The grant brings the foundation’s total support for SparkIL to $1.1 million over eight years.

Established in partnership with The Jewish Agency for Israel and The Ogen Group, the platform enables users around the world to participate in crowdfunding interest-free loans which aim to make a real, measurable, and continuing impact on underserved populations across Israel.

“At its core, SparkIL brings the best of The Jewish Agency’s expertise at connecting the Jewish global community with Israel and the Israeli people,” Fisher Foundation Trustee David F. Sherman, Chair of the Foundation’s Jewish Committee, which approved the new grant, said at The Jewish Agency’s Board of Governors meeting in July.

“SparkIL also activates Ogen’s expertise at making loans…perhaps the highest form of tzedakah (charity/righteousness), to bring about change here in Israel…We at the Fisher Foundation have been privileged to be one of their partners as well.”

In additional support for the peer-to-peer lending network, The Jewish Federation of Metropolitan Detroit’s Israel and Overseas Allocations Committee, chaired by Leah Trosch and Richard Broder, has approved the transfer of $100,000 to SparkIL for risk cushions. These funds will allow SparkIL to offer more borrowers opportunities to raise much-needed capital on the platform.

“SparkIL is providing an opportunity for Detroit to participate using previously allocated and currently unused funds, and we are proud to do so,” Trosch said. “Particularly at this time, with the influx of new olim (immigrants) from both Ethiopia and Ukraine, it is so important that Diaspora communities, partnering with The Jewish Agency, remain flexible and creative.”

This past summer, the Fisher Foundation’s Sherman also visited David Elimelech, one the first borrowers to open a campaign with SparkIL. Elimelech, who is from an impoverished neighborhood in Ashkelon, grows his own mushrooms that are now being sold to restaurants and making an impact for vegans throughout the country.

According to Elimelech, while mushrooms are an ideal plant-based replacement for meat and seafood, “Israel had no mushroom market to speak of, so I took my savings and bought equipment to start growing them.” And thus, his business, FUNGGIZ, was born.

“It was hard to navigate the bureaucracy of establishing my business, but SparkIL has been incredible in helping us get off the ground,” Elimelech said. “Our biggest hurdle right now is inventory.
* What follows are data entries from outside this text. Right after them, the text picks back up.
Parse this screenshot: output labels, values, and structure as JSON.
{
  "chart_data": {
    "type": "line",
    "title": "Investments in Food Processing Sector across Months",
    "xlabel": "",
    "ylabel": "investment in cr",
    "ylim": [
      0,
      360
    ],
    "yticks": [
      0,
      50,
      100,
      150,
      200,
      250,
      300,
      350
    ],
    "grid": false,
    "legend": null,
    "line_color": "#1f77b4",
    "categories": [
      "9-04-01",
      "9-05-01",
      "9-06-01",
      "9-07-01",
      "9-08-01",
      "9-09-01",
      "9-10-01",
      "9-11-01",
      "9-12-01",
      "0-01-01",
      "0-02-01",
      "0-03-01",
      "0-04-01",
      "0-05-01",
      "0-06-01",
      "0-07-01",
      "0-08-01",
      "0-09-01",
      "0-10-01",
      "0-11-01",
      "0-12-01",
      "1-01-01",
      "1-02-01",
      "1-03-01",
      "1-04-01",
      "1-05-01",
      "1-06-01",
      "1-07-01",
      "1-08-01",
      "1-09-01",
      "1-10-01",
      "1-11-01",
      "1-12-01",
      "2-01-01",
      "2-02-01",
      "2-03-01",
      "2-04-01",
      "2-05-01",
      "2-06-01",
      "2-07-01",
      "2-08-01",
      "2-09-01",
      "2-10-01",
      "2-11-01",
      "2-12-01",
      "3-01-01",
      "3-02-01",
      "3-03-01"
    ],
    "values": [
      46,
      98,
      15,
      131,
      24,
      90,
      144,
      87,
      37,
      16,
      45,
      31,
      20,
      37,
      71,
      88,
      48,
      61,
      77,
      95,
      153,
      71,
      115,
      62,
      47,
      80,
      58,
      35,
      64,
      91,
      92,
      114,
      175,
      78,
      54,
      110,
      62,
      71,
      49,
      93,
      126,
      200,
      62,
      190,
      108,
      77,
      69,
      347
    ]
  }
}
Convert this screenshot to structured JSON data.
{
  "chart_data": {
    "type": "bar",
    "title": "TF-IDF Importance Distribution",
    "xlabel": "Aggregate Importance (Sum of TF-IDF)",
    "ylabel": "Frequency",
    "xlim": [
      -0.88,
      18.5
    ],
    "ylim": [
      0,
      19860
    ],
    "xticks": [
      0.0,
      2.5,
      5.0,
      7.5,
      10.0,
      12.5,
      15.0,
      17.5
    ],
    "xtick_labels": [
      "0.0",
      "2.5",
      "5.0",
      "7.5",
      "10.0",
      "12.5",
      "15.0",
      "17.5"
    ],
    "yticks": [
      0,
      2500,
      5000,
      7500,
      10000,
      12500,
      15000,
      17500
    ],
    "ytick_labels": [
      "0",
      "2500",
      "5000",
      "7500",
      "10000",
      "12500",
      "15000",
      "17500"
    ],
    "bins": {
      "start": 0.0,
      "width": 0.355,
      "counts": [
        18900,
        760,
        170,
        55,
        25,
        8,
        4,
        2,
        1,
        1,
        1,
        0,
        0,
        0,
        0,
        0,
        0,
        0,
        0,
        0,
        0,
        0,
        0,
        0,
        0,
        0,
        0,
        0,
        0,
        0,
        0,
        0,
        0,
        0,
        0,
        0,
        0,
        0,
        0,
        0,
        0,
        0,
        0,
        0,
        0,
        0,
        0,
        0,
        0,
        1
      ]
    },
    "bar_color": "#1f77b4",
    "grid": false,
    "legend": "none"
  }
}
We are regularly sold out of products and need a larger facility so we can keep up with the demand for supplying restaurant distributors. Because the demand is so high, we created at-home grow kits, so folks can incorporate mushrooms into their daily diets as well. This loan will help us increase production in both areas.”

SparkIL CEO Na’ama Ore said, “We are deeply grateful to the Fisher Foundation for their generous early-stage and continued support for SparkIL, and we welcome the Detroit Federation in providing risk cushions that enable us to attract more borrowers in Israel’s periphery. The support from these organizations is helping us to empower Israel’s small business owners with the long-overdue resources that they need and deserve, while simultaneously pioneering a new vehicle for creating connections between Israel and world Jewry.”